There are indirect pro-inflammatory effects of poor nutrition as well, both from lack of key nutrients, especially vitamins and phytonutrients (decreasing in the Western diet as we move further and further from real to processed food) and also from obesity, which we now recognize as contributing to inflammation in a number of ways. Obesity also causes inflammation both directly (via adipokines) and also indirectly through deleterious effects upon sleep and activity profiles.

We are also just beginning to understand the critical importance of an intact and normal 'microbiome' or microbiota, also known as normal gut flora. This refers to the population of beneficial bacteria that live in our intestines, and that help maintain a healthy digestive system. Poor nutrition among other things can alter our microbiota, leading directly to inflammation from harmful bacteria and their products but also by damaging protective functions of the intestines that keep antigens we consume from stimulating our immune system into attacking our own tissues by mistake.


these are areas most of us can improve in, perhaps with more incentive and enthusiasm once we understand how much of our pain comes from inflammation brought on by failure to maintain and care for these processes as we should be doing

The brain and nervous system (including the enteric nervous system in the intestines) are also key players as it turns out in our inflammatory response, and important glial cells (comprising something like 75% of the brain) that support, protect, and shape our neurons and synapses can also become activated and lead to inflammation within the central nervous system itself, but beyond that, the whole body.

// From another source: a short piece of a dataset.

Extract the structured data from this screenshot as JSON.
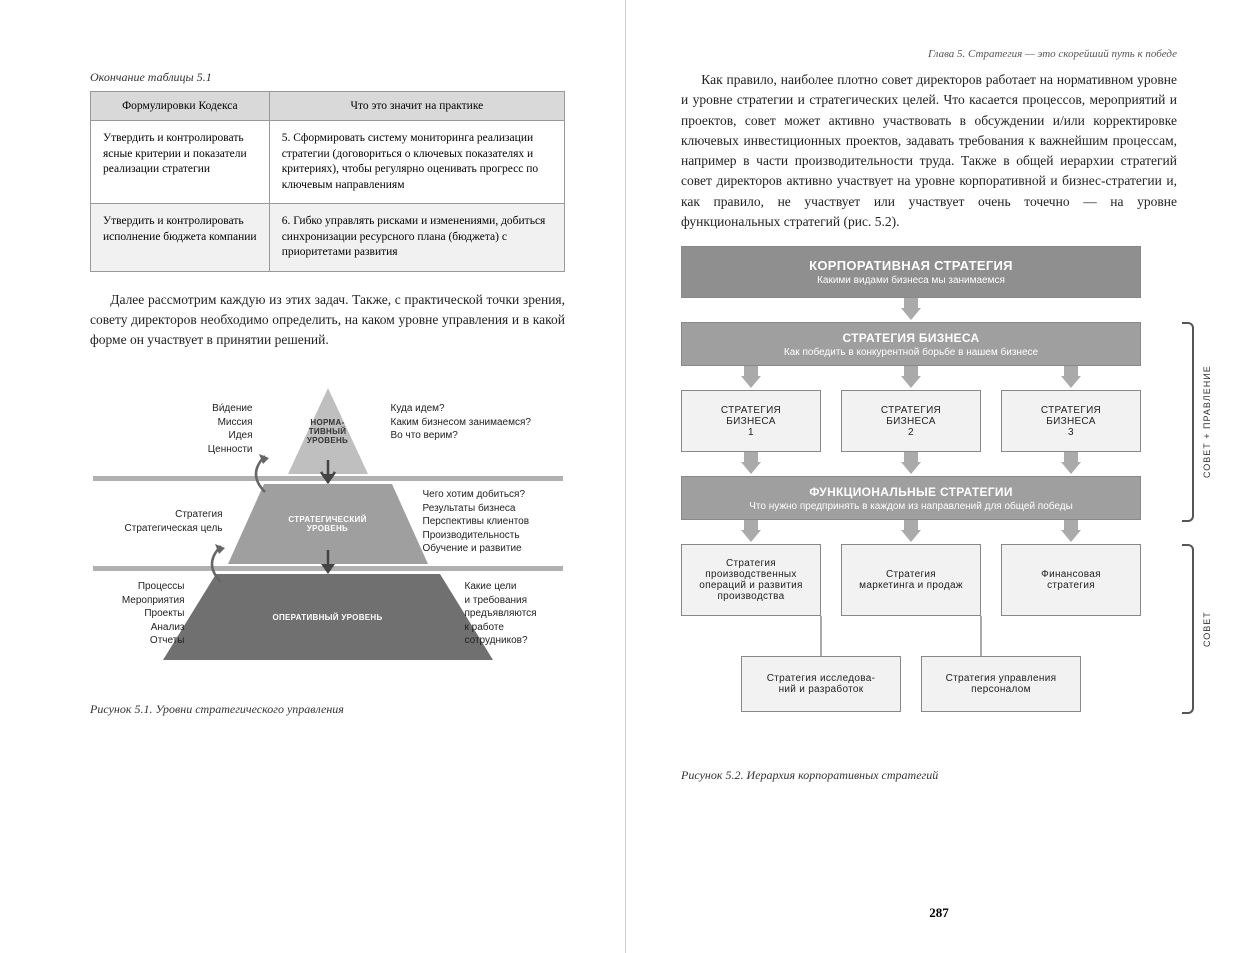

It's now understood that several diffuse and global pain syndromes as diverse as fibromyalgia, migraines, and inflammatory bowel diseases such as Crohn's disease and ulcerative colitis are heavily influenced if not even caused by this phenomenon of neurogenic inflammation. (Perhaps we should be calling it glia-genic inflammation.)



How do we overcome chronic inflammation?


There are some things in life we can't easily change, perhaps such as a job or where we live, or our DNA. But for every one of those things there's probably at least one or two things we can make changes in for the better, and which will dramatically improve our overall health and also reduce inflammation - and with that, pain.



We'll look at the key areas of :

  • improving sleep quantity and quality

  • improving diet (better nutrients, fewer 'empty calories' and intermittent fasting)

  • improving mobility and conditioning

  • improving stress management

in greater detail by individual topic in later posts. For now let's just say these are areas most of us can improve in, perhaps with more incentive and enthusiasm once we understand how much of our pain comes from inflammation brought on by failure to maintain and care for these processes as we should be doing. Are you worth the investment? We think so!


-Heath McAnally, MD, MSPH

11 Jul 2019

Content on beyondpain.us is not intended to be a substitute for professional medical advice, diagnosis, or treatment. Always seek the advice of your physician or other qualified health provider with any questions you may have regarding a medical condition.